In early September James O’Keefe and his friend, Hannah Giles, released some pretty damning footage of some of my former co-workers. I take full ownership of the subsequent videos, and will even admit to speaking and working on several projects with a few of them. It shocks and appalls me. I hate it. But, that’s not this blog entry is about. Soon after these videos were released several members of Congress announced their support in the backing of the Defund ACORN Act. This did not directly affect my position, or my grant. However, it did affect people I knew and we ran in crisis mode for some time.

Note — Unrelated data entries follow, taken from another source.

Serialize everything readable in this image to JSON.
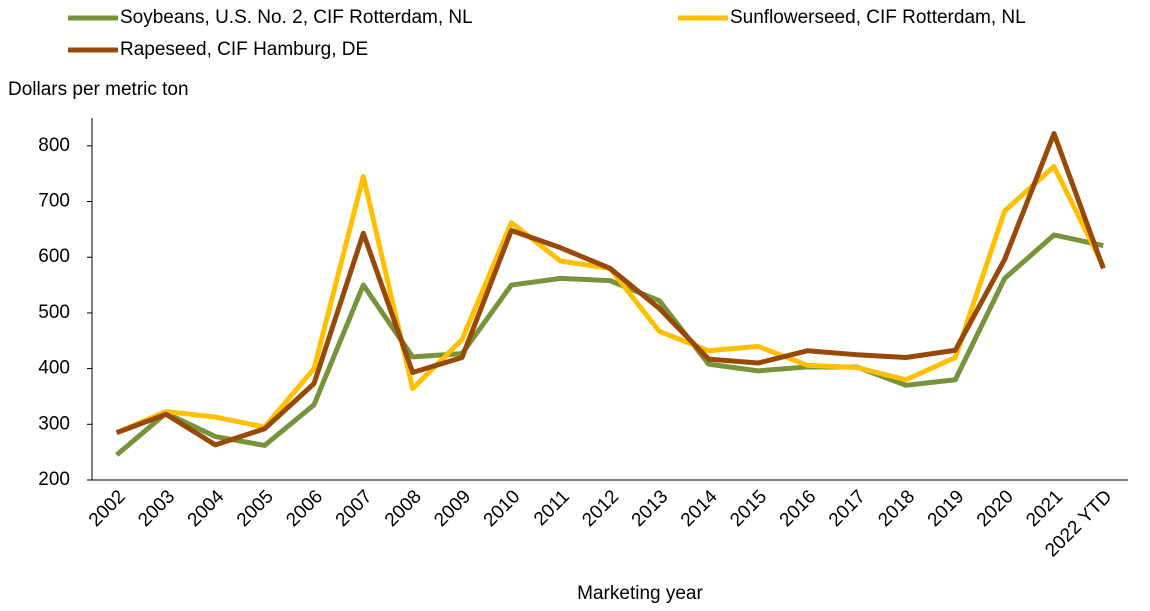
{
  "chart_data": {
    "type": "line",
    "y_label": "Dollars per metric ton",
    "x_label": "Marketing year",
    "categories": [
      "2002",
      "2003",
      "2004",
      "2005",
      "2006",
      "2007",
      "2008",
      "2009",
      "2010",
      "2011",
      "2012",
      "2013",
      "2014",
      "2015",
      "2016",
      "2017",
      "2018",
      "2019",
      "2020",
      "2021",
      "2022 YTD"
    ],
    "series": [
      {
        "name": "Soybeans, U.S. No. 2, CIF Rotterdam, NL",
        "color": "#77933c",
        "values": [
          245,
          320,
          278,
          262,
          335,
          550,
          421,
          427,
          550,
          562,
          558,
          522,
          408,
          396,
          403,
          403,
          370,
          380,
          562,
          640,
          621
        ]
      },
      {
        "name": "Sunflowerseed, CIF Rotterdam, NL",
        "color": "#ffc000",
        "values": [
          285,
          323,
          313,
          295,
          400,
          745,
          364,
          452,
          662,
          593,
          580,
          467,
          432,
          440,
          406,
          402,
          380,
          420,
          683,
          763,
          584
        ]
      },
      {
        "name": "Rapeseed, CIF Hamburg, DE",
        "color": "#984807",
        "values": [
          285,
          318,
          263,
          292,
          373,
          643,
          393,
          420,
          648,
          617,
          580,
          508,
          417,
          410,
          432,
          425,
          420,
          433,
          596,
          822,
          580
        ]
      }
    ],
    "ylim": [
      200,
      850
    ],
    "yticks": [
      200,
      300,
      400,
      500,
      600,
      700,
      800
    ],
    "grid": false
  }
}
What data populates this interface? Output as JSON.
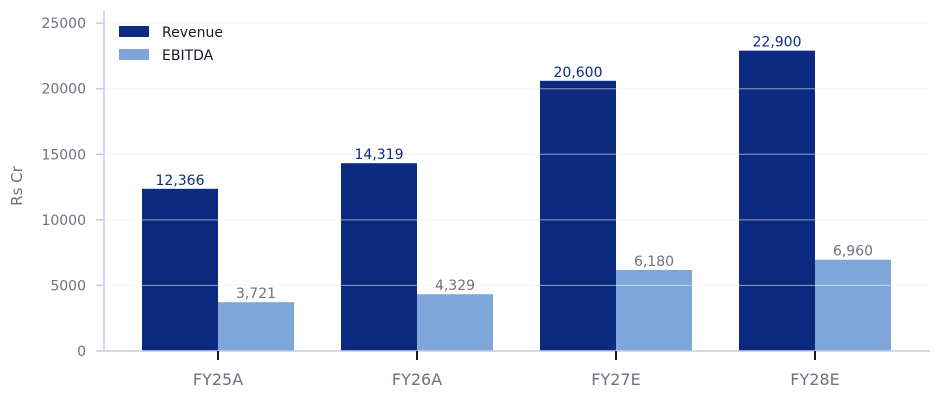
{
  "chart_data": {
    "type": "bar",
    "categories": [
      "FY25A",
      "FY26A",
      "FY27E",
      "FY28E"
    ],
    "series": [
      {
        "name": "Revenue",
        "values": [
          12366,
          14319,
          20600,
          22900
        ],
        "labels": [
          "12,366",
          "14,319",
          "20,600",
          "22,900"
        ],
        "color": "#0b2a80",
        "label_color": "#0b2a80"
      },
      {
        "name": "EBITDA",
        "values": [
          3721,
          4329,
          6180,
          6960
        ],
        "labels": [
          "3,721",
          "4,329",
          "6,180",
          "6,960"
        ],
        "color": "#7fa6d9",
        "label_color": "#6b7280"
      }
    ],
    "ylabel": "Rs Cr",
    "xlabel": "",
    "ylim": [
      0,
      26000
    ],
    "yticks": [
      0,
      5000,
      10000,
      15000,
      20000,
      25000
    ],
    "ytick_labels": [
      "0",
      "5000",
      "10000",
      "15000",
      "20000",
      "25000"
    ],
    "grid": true,
    "legend_position": "top-left"
  },
  "colors": {
    "axis": "#c7cbe6",
    "grid": "#eceef6",
    "tick": "#1a1a1a"
  }
}
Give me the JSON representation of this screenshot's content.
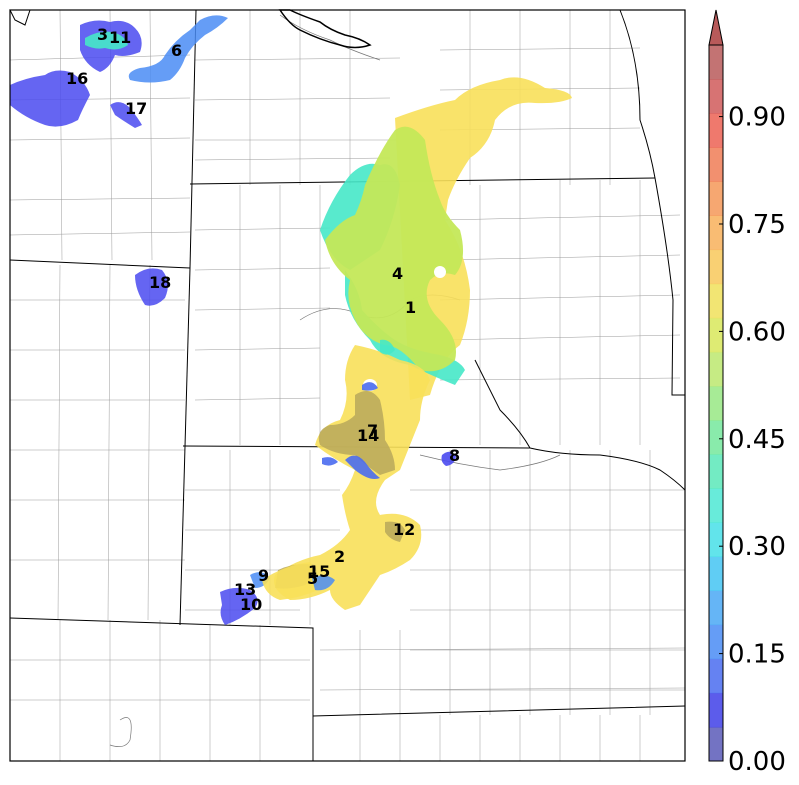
{
  "map": {
    "region_labels": [
      {
        "id": "1",
        "text": "1"
      },
      {
        "id": "2",
        "text": "2"
      },
      {
        "id": "3",
        "text": "3"
      },
      {
        "id": "4",
        "text": "4"
      },
      {
        "id": "5",
        "text": "5"
      },
      {
        "id": "6",
        "text": "6"
      },
      {
        "id": "7",
        "text": "7"
      },
      {
        "id": "8",
        "text": "8"
      },
      {
        "id": "9",
        "text": "9"
      },
      {
        "id": "10",
        "text": "10"
      },
      {
        "id": "11",
        "text": "11"
      },
      {
        "id": "12",
        "text": "12"
      },
      {
        "id": "13",
        "text": "13"
      },
      {
        "id": "14",
        "text": "14"
      },
      {
        "id": "15",
        "text": "15"
      },
      {
        "id": "16",
        "text": "16"
      },
      {
        "id": "17",
        "text": "17"
      },
      {
        "id": "18",
        "text": "18"
      }
    ]
  },
  "colorbar": {
    "min": 0.0,
    "max": 1.0,
    "extend": "max",
    "tick_labels": [
      "0.00",
      "0.15",
      "0.30",
      "0.45",
      "0.60",
      "0.75",
      "0.90"
    ],
    "colors": [
      "#5a5ab8",
      "#3f3fe8",
      "#4a6cf0",
      "#4a8cf5",
      "#4aa8f5",
      "#44c4f2",
      "#46dfe8",
      "#4de8d4",
      "#5ae8b8",
      "#74e89c",
      "#98e884",
      "#bce86e",
      "#d8e85a",
      "#f0e05a",
      "#f8c85a",
      "#f8b05a",
      "#f49858",
      "#f07c56",
      "#ec6254",
      "#d05a5a",
      "#b85a5a"
    ],
    "arrow_color": "#b85a5a"
  }
}
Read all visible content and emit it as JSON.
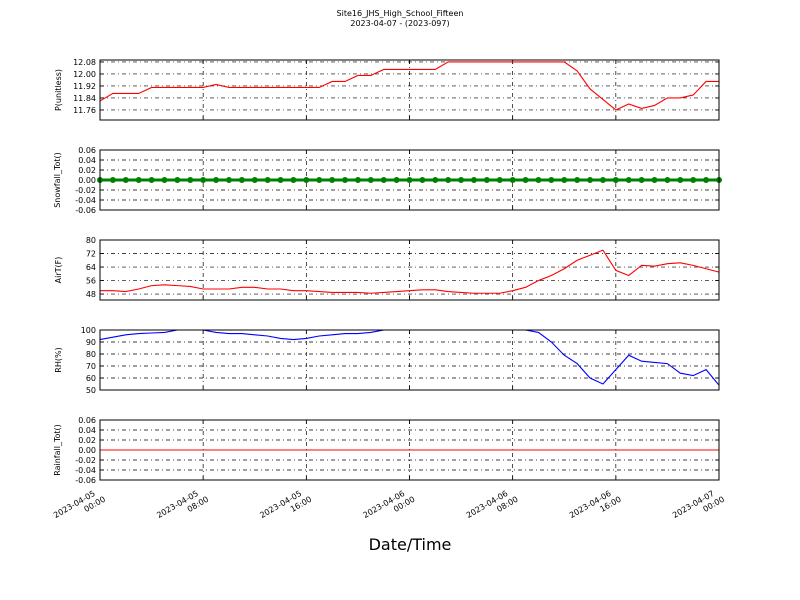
{
  "chart_data": {
    "type": "subplots",
    "title": "Site16_JHS_High_School_Fifteen",
    "subtitle": "2023-04-07 - (2023-097)",
    "xlabel": "Date/Time",
    "xlim": [
      "2023-04-05 00:00",
      "2023-04-07 00:00"
    ],
    "xticks": [
      "2023-04-05 00:00",
      "2023-04-05 08:00",
      "2023-04-05 16:00",
      "2023-04-06 00:00",
      "2023-04-06 08:00",
      "2023-04-06 16:00",
      "2023-04-07 00:00"
    ],
    "grid": true,
    "x": [
      "2023-04-05 00:00",
      "2023-04-05 01:00",
      "2023-04-05 02:00",
      "2023-04-05 03:00",
      "2023-04-05 04:00",
      "2023-04-05 05:00",
      "2023-04-05 06:00",
      "2023-04-05 07:00",
      "2023-04-05 08:00",
      "2023-04-05 09:00",
      "2023-04-05 10:00",
      "2023-04-05 11:00",
      "2023-04-05 12:00",
      "2023-04-05 13:00",
      "2023-04-05 14:00",
      "2023-04-05 15:00",
      "2023-04-05 16:00",
      "2023-04-05 17:00",
      "2023-04-05 18:00",
      "2023-04-05 19:00",
      "2023-04-05 20:00",
      "2023-04-05 21:00",
      "2023-04-05 22:00",
      "2023-04-05 23:00",
      "2023-04-06 00:00",
      "2023-04-06 01:00",
      "2023-04-06 02:00",
      "2023-04-06 03:00",
      "2023-04-06 04:00",
      "2023-04-06 05:00",
      "2023-04-06 06:00",
      "2023-04-06 07:00",
      "2023-04-06 08:00",
      "2023-04-06 09:00",
      "2023-04-06 10:00",
      "2023-04-06 11:00",
      "2023-04-06 12:00",
      "2023-04-06 13:00",
      "2023-04-06 14:00",
      "2023-04-06 15:00",
      "2023-04-06 16:00",
      "2023-04-06 17:00",
      "2023-04-06 18:00",
      "2023-04-06 19:00",
      "2023-04-06 20:00",
      "2023-04-06 21:00",
      "2023-04-06 22:00",
      "2023-04-06 23:00",
      "2023-04-07 00:00"
    ],
    "panels": [
      {
        "type": "line",
        "ylabel": "P(unitless)",
        "ylim": [
          11.693,
          12.093
        ],
        "yticks": [
          11.76,
          11.84,
          11.92,
          {
            "value": 12,
            "label": "12.00"
          },
          12.08
        ],
        "series": [
          {
            "color": "#ff0000",
            "values": [
              11.82,
              11.87,
              11.87,
              11.87,
              11.91,
              11.91,
              11.91,
              11.91,
              11.91,
              11.93,
              11.91,
              11.91,
              11.91,
              11.91,
              11.91,
              11.91,
              11.91,
              11.91,
              11.95,
              11.95,
              11.99,
              11.99,
              12.03,
              12.03,
              12.03,
              12.03,
              12.03,
              12.08,
              12.08,
              12.08,
              12.08,
              12.08,
              12.08,
              12.08,
              12.08,
              12.08,
              12.08,
              12.02,
              11.9,
              11.83,
              11.76,
              11.8,
              11.77,
              11.79,
              11.84,
              11.84,
              11.86,
              11.95,
              11.95
            ]
          }
        ]
      },
      {
        "type": "line",
        "marker": true,
        "ylabel": "Snowfall_Tot()",
        "ylim": [
          -0.06,
          0.06
        ],
        "yticks": [
          -0.06,
          -0.04,
          -0.02,
          {
            "value": 0,
            "label": "0.00"
          },
          0.02,
          0.04,
          0.06
        ],
        "series": [
          {
            "color": "#008000",
            "values": [
              0,
              0,
              0,
              0,
              0,
              0,
              0,
              0,
              0,
              0,
              0,
              0,
              0,
              0,
              0,
              0,
              0,
              0,
              0,
              0,
              0,
              0,
              0,
              0,
              0,
              0,
              0,
              0,
              0,
              0,
              0,
              0,
              0,
              0,
              0,
              0,
              0,
              0,
              0,
              0,
              0,
              0,
              0,
              0,
              0,
              0,
              0,
              0,
              0
            ]
          }
        ]
      },
      {
        "type": "line",
        "ylabel": "AirT(F)",
        "ylim": [
          44.5,
          80
        ],
        "yticks": [
          48,
          56,
          64,
          72,
          80
        ],
        "series": [
          {
            "color": "#ff0000",
            "values": [
              50,
              50,
              49.5,
              51,
              53,
              53.5,
              53,
              52.5,
              51,
              51,
              51,
              52,
              52,
              51,
              51,
              50,
              50,
              49.5,
              49,
              49,
              49,
              48.5,
              49,
              49.5,
              50,
              50.5,
              50.5,
              49.5,
              49,
              48.5,
              48.5,
              48.5,
              50,
              52,
              56,
              59,
              63,
              68,
              71,
              74,
              62,
              59,
              65,
              64.5,
              66,
              66.5,
              65,
              63,
              61
            ]
          }
        ]
      },
      {
        "type": "line",
        "ylabel": "RH(%)",
        "ylim": [
          50,
          100
        ],
        "yticks": [
          50,
          60,
          70,
          80,
          90,
          100
        ],
        "series": [
          {
            "color": "#0000ff",
            "values": [
              92,
              94,
              96,
              97,
              97.5,
              98,
              100,
              100,
              100,
              98,
              97,
              97,
              96,
              95,
              93,
              92,
              93,
              95,
              96,
              97,
              97,
              98,
              100,
              100,
              100,
              100,
              100,
              100,
              100,
              100,
              100,
              100,
              100,
              100,
              98,
              90,
              79,
              72,
              60,
              55,
              67,
              79,
              74,
              73,
              72,
              64,
              62,
              67,
              54
            ]
          }
        ]
      },
      {
        "type": "line",
        "ylabel": "Rainfall_Tot()",
        "ylim": [
          -0.06,
          0.06
        ],
        "yticks": [
          -0.06,
          -0.04,
          -0.02,
          {
            "value": 0,
            "label": "0.00"
          },
          0.02,
          0.04,
          0.06
        ],
        "series": [
          {
            "color": "#ff0000",
            "values": [
              0,
              0,
              0,
              0,
              0,
              0,
              0,
              0,
              0,
              0,
              0,
              0,
              0,
              0,
              0,
              0,
              0,
              0,
              0,
              0,
              0,
              0,
              0,
              0,
              0,
              0,
              0,
              0,
              0,
              0,
              0,
              0,
              0,
              0,
              0,
              0,
              0,
              0,
              0,
              0,
              0,
              0,
              0,
              0,
              0,
              0,
              0,
              0,
              0
            ]
          }
        ]
      }
    ]
  }
}
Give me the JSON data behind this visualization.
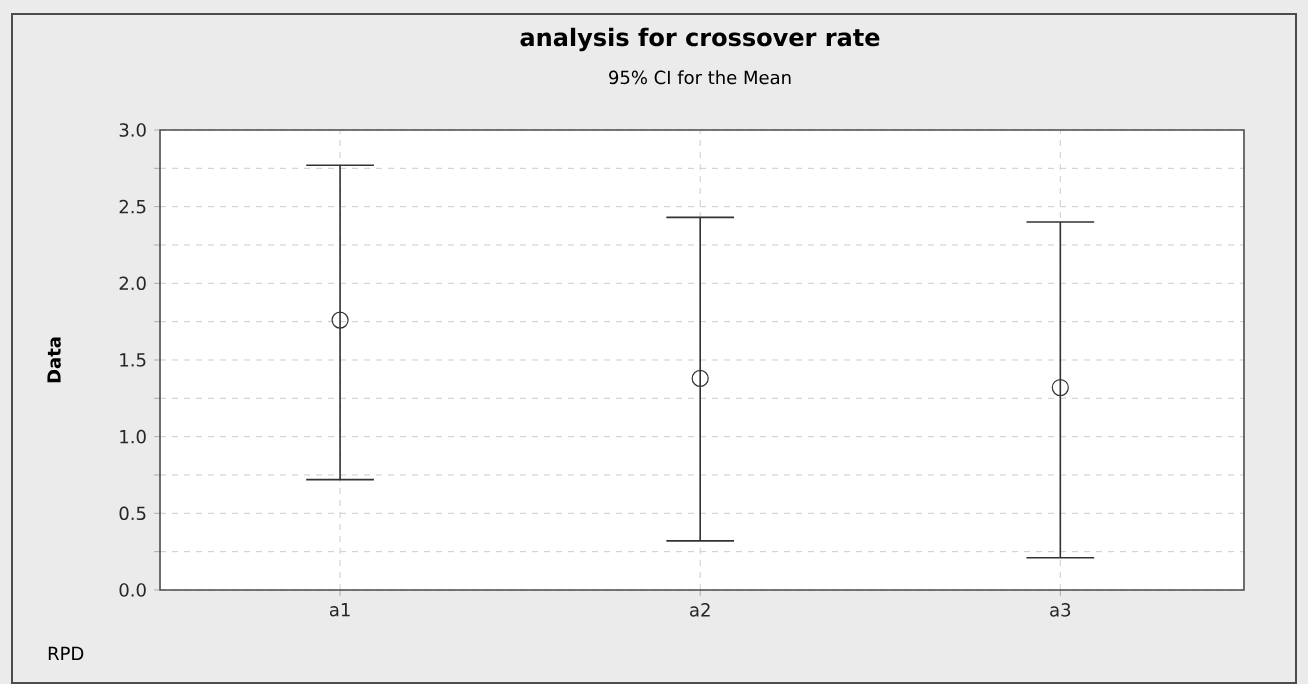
{
  "chart_data": {
    "type": "scatter",
    "title": "analysis for crossover rate",
    "subtitle": "95% CI for the Mean",
    "ylabel": "Data",
    "categories": [
      "a1",
      "a2",
      "a3"
    ],
    "values": [
      1.76,
      1.38,
      1.32
    ],
    "errors": [
      [
        0.72,
        2.77
      ],
      [
        0.32,
        2.43
      ],
      [
        0.21,
        2.4
      ]
    ],
    "color": "#333333",
    "marker": "circle",
    "grid": true,
    "ylim": [
      0,
      3.0
    ],
    "yticks": [
      {
        "value": 0,
        "label": "0.0"
      },
      {
        "value": 0.25,
        "label": null
      },
      {
        "value": 0.5,
        "label": "0.5"
      },
      {
        "value": 0.75,
        "label": null
      },
      {
        "value": 1.0,
        "label": "1.0"
      },
      {
        "value": 1.25,
        "label": null
      },
      {
        "value": 1.5,
        "label": "1.5"
      },
      {
        "value": 1.75,
        "label": null
      },
      {
        "value": 2.0,
        "label": "2.0"
      },
      {
        "value": 2.25,
        "label": null
      },
      {
        "value": 2.5,
        "label": "2.5"
      },
      {
        "value": 2.75,
        "label": null
      },
      {
        "value": 3.0,
        "label": "3.0"
      }
    ],
    "annotations": [
      "RPD"
    ]
  }
}
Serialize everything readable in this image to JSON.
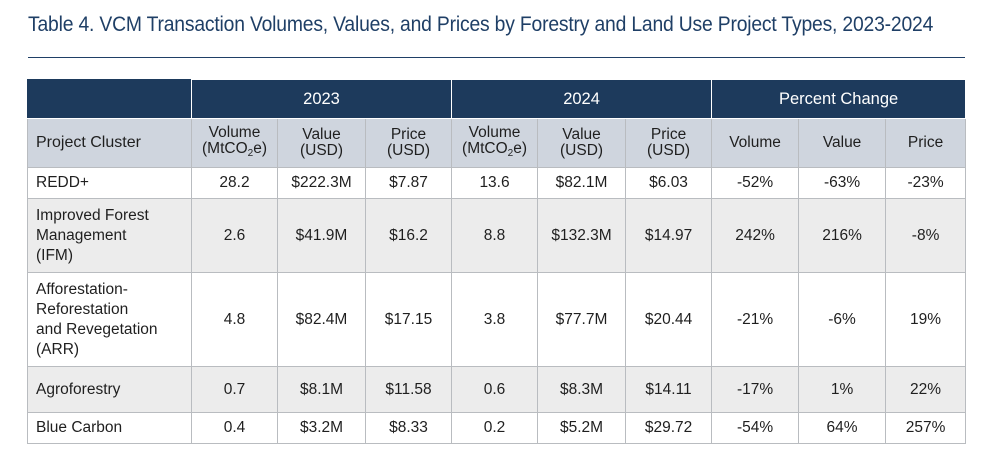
{
  "title": "Table 4. VCM Transaction Volumes, Values, and Prices by Forestry and Land Use Project Types, 2023-2024",
  "groups": {
    "g2023": "2023",
    "g2024": "2024",
    "pct": "Percent Change"
  },
  "columns": {
    "project_cluster": "Project Cluster",
    "volume_line1": "Volume",
    "volume_line2_pre": "(MtCO",
    "volume_line2_sub": "2",
    "volume_line2_post": "e)",
    "value_line1": "Value",
    "value_line2": "(USD)",
    "price_line1": "Price",
    "price_line2": "(USD)",
    "pct_volume": "Volume",
    "pct_value": "Value",
    "pct_price": "Price"
  },
  "rows": [
    {
      "name_lines": [
        "REDD+"
      ],
      "v2023": "28.2",
      "val2023": "$222.3M",
      "p2023": "$7.87",
      "v2024": "13.6",
      "val2024": "$82.1M",
      "p2024": "$6.03",
      "pv": "-52%",
      "pval": "-63%",
      "pp": "-23%"
    },
    {
      "name_lines": [
        "Improved Forest",
        "Management",
        "(IFM)"
      ],
      "v2023": "2.6",
      "val2023": "$41.9M",
      "p2023": "$16.2",
      "v2024": "8.8",
      "val2024": "$132.3M",
      "p2024": "$14.97",
      "pv": "242%",
      "pval": "216%",
      "pp": "-8%"
    },
    {
      "name_lines": [
        "Afforestation-",
        "Reforestation",
        "and Revegetation",
        "(ARR)"
      ],
      "v2023": "4.8",
      "val2023": "$82.4M",
      "p2023": "$17.15",
      "v2024": "3.8",
      "val2024": "$77.7M",
      "p2024": "$20.44",
      "pv": "-21%",
      "pval": "-6%",
      "pp": "19%"
    },
    {
      "name_lines": [
        "Agroforestry"
      ],
      "v2023": "0.7",
      "val2023": "$8.1M",
      "p2023": "$11.58",
      "v2024": "0.6",
      "val2024": "$8.3M",
      "p2024": "$14.11",
      "pv": "-17%",
      "pval": "1%",
      "pp": "22%"
    },
    {
      "name_lines": [
        "Blue Carbon"
      ],
      "v2023": "0.4",
      "val2023": "$3.2M",
      "p2023": "$8.33",
      "v2024": "0.2",
      "val2024": "$5.2M",
      "p2024": "$29.72",
      "pv": "-54%",
      "pval": "64%",
      "pp": "257%"
    }
  ]
}
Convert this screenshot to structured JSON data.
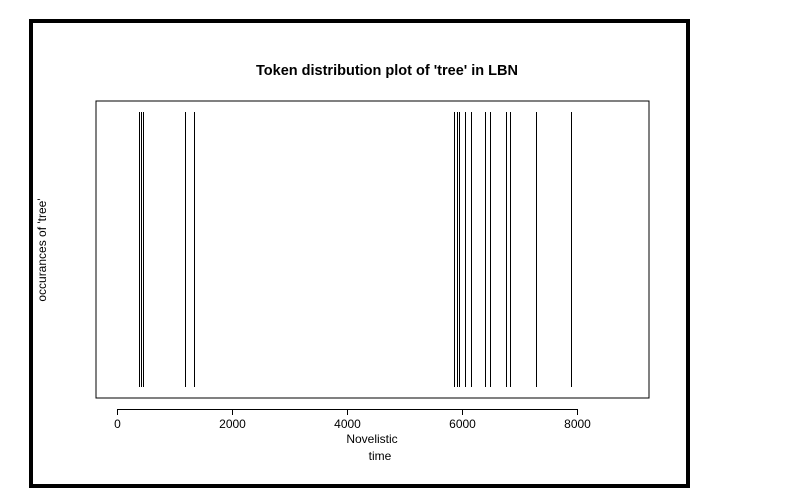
{
  "chart_data": {
    "type": "token-distribution",
    "title": "Token distribution plot of 'tree' in LBN",
    "xlabel": [
      "Novelistic",
      "time"
    ],
    "ylabel": "occurances of 'tree'",
    "xlim": [
      -370,
      9250
    ],
    "xticks": [
      0,
      2000,
      4000,
      6000,
      8000
    ],
    "x": [
      375,
      415,
      440,
      1185,
      1330,
      5865,
      5905,
      5945,
      6055,
      6145,
      6400,
      6480,
      6765,
      6830,
      7290,
      7890
    ],
    "color": "#000000"
  }
}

This was in mid September. By mid October ACORN Housing was tangled in a web. Were they or were they not affiliated with ACORN? I still don’t officially know the answer, nor do I really care. For this reasons all relations were cut with ACORN.  Shared spaces were not shared anymore – copiers were moved, coffeemakers weren’t shared, and even hellos were a bit strained. It was a sad time, as my location was particularly friendly. Others have strained relations and do not share spaces, so no sharing spaces was not an issue.

Now, this sharing of spaces is where my position comes in. My position was a shared position. I was the contact person for ACORN but I worked for ACORN Housing. If we didn’t communicate with ACORN why was I around? Yeah. Great. Awesome. Fabulous. Stellar. What the hell am I going to do now? I did busy work for a few weeks while I started to apply for other positions. However, at some point, there wasn’t anymore busy work. I guess I rock at busy work. Is that a transferable skill?

At this point, I would like to take some time to thank James O’Keefe and all the other contributors of my misery, my heartbreak, my sleepless nights, and my new found ability to call people on their bs for this opportunity. It’s quite an honor. You have no idea how much this means to me.  Some people lose their great temporary grant funded position due to the end of their grant terms, loss of donations, or even downsizing. But, I, on the other hand can point to one 25 year old man who I have never met in my life, but has actually had the audacity to call me soulless. So, Mr. O’Keefe, or Ms. Giles if you happen upon this entry I’d greatly appreciate your help in finding a new job. Thanks 5317.44 times because that’s how much money you’ve cost me.